Here we display each text with a markup indicating intensifiers and valenced words with a value in parentheses immediately following those words (asterisk for intensifiers, and lexicon presence for valenced words), followed by a coloured markup, and concluding with the valence value. Note that some lexica contain the same word with opposite valences. For example, the word `meaning` appears in one lexicon with a negative valence and in another with a positive valence. Unlike the parenthesis-based markup, the coloured markup is based on the net presence in lexica, so `meaning` will appear as though it is not valenced at all.

The variable `scaleparam` adjusts the valence calculation by the ratio between a text's length (in words) and this parameter (see the comment at the start of the calibration section above). 

In [None]:
scaleparam = 743  # mean nr. words per text in scaler corpus (743 for US rep. corpus)

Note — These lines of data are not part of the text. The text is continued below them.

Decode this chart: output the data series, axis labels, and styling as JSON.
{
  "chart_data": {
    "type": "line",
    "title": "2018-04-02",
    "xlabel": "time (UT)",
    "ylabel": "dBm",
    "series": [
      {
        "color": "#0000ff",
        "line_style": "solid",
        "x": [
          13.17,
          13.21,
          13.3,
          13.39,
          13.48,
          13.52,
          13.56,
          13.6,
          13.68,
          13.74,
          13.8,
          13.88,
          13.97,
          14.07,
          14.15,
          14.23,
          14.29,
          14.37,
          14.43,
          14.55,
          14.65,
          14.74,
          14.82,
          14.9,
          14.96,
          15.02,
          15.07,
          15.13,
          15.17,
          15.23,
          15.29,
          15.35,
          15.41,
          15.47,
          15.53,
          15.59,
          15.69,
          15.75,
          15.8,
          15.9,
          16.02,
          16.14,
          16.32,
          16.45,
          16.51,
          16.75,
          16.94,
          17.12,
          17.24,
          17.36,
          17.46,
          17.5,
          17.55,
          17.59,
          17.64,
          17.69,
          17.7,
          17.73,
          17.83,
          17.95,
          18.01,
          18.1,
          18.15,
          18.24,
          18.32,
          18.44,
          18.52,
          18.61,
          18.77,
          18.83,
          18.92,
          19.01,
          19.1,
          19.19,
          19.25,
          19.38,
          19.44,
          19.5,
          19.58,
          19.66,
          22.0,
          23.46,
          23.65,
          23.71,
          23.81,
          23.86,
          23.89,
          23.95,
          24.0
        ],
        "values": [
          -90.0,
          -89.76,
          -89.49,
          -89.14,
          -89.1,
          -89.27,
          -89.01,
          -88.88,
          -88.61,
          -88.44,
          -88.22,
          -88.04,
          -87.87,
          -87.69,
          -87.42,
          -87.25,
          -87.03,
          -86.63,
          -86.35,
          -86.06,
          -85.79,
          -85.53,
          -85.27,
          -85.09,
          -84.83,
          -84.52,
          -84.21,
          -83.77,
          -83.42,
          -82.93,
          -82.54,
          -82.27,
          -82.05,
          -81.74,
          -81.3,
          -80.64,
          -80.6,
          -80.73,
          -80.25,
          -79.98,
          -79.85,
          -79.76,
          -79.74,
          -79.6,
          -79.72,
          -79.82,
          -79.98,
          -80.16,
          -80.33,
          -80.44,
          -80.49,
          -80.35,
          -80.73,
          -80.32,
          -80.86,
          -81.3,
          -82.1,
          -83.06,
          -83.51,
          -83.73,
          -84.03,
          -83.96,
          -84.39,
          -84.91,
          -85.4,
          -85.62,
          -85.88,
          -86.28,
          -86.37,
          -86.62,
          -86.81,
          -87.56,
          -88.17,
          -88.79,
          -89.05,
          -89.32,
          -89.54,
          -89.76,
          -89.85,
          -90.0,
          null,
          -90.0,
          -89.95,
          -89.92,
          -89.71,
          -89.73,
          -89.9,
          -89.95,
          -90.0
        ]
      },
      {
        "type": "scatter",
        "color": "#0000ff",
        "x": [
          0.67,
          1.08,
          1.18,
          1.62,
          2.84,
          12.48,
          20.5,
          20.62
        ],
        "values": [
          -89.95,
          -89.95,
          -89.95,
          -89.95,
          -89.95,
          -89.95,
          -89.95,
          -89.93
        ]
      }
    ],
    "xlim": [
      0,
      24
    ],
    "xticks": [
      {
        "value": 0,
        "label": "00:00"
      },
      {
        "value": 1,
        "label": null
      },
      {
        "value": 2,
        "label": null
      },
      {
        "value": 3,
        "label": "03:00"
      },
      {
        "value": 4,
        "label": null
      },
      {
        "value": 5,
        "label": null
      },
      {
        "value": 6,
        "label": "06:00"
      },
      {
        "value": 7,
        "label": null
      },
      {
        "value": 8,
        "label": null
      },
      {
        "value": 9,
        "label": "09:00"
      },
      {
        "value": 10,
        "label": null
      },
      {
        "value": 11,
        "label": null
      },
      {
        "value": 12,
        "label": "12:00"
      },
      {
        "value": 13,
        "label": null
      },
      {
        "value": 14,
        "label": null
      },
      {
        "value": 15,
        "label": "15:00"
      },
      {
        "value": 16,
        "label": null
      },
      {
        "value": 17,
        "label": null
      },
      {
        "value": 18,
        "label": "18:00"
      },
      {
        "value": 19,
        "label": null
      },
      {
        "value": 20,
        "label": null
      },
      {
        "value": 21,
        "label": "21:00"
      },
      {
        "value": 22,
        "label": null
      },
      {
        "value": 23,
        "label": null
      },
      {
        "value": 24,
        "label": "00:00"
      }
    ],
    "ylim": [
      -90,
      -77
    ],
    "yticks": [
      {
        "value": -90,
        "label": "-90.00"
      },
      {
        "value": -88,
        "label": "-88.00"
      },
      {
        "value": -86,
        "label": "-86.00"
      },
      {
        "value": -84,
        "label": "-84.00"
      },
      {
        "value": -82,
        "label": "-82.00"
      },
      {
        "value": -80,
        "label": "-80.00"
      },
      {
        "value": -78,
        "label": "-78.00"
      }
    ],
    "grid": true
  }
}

rescaledvalences = [calval * (len(text.split())/scaleparam) \
                    for calval, text in zip(calvalences, texts)]

In [None]:
# Display each sentence twice, first with markup in parentheses and then in color 
# Follow this by the valence value
for markeduptext, calibratedvalence, rescaledvalence in zip(markeduptexts, calvalences, rescaledvalences):
    print(markeduptext, '\n')
    print(valence.formatvalencemarking(markeduptext, format='color'), '\n')
    print('=> Calibrated valence: {:5.2f} if taken as full text;\n {:27.2f} contribution to overall valence of an average-length text\n\n'.format(
          calibratedvalence, rescaledvalence))

### Done!